The CA3 subregion of the hippocampus is crucial for the formation of episodic memories on a short timescale, possibly due to synaptic plasticity in the recurrent connections between pyramidal cells. Previously, in vivo observations of these changes due to a learning event were elusive; however, in the current proposal we will use new methods to allow us to observe and manipulate the changes that occur in cells and synapses correlated with memory formation. To achieve this, we will combine optogenetic stimulation techniques with both intra- and extracellular in vivo electrophysiology to measure cellular properties, network dynamics, and both artificially- and naturally-induced synaptic plasticity. Additionally, we will restrict optogenetic expression to only those cells involved in the memory, allowing us to selectively identify and manipulate these cells.

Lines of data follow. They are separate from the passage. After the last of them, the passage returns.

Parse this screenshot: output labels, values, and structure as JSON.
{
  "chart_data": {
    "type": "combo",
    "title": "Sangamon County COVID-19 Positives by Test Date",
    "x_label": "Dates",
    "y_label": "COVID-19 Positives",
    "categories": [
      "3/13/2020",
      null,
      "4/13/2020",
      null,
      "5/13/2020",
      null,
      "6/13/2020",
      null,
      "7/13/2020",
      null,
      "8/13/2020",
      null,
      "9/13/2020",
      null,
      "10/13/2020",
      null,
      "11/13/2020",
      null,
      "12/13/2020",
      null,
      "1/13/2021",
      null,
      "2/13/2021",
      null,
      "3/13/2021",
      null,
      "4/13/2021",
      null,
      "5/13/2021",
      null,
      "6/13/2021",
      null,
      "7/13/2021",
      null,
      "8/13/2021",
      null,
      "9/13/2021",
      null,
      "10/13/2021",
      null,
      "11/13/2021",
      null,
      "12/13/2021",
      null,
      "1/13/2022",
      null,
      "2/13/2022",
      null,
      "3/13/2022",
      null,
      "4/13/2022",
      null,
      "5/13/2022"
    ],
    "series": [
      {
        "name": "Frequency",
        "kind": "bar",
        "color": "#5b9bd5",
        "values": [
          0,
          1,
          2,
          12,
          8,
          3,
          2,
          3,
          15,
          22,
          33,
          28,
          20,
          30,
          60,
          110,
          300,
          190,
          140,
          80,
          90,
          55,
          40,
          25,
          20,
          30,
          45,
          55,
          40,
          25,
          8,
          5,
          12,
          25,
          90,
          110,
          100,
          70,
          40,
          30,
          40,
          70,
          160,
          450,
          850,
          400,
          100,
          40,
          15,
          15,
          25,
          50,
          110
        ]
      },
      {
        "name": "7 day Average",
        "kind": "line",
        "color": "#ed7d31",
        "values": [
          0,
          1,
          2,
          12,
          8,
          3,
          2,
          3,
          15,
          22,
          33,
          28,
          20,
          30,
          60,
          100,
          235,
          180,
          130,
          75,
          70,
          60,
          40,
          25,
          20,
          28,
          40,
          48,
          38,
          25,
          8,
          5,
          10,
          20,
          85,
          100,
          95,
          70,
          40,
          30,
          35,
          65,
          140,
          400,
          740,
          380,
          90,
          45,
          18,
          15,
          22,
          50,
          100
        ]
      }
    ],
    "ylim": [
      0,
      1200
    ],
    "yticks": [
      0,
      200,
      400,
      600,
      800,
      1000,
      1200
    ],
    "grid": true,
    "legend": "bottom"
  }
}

Stimulation of a subset of CA3 pyramidal cells while recording the intracellular trace from an individual CA3 pyramidal cell will provide the first insights into the nature of the recurrent network in vivo; incorporating stimulation protocols designed to induce synaptic plasticity will allow us to characterize different forms of plasticity in vivo. Adding stimulation of DG inputs to this protocol will allow us to measure the modulation of both activity and synaptic plasticity. Finally, we will test the effect of natural learning on the CA3 network, by recording extracellular activity in vivo, and taking measurements of cellular properties and synapse strength ex vivo. This project will allow us, for the first time, to link the single-synapse changes hypothesized to be crucial for memory with whole-animal learning.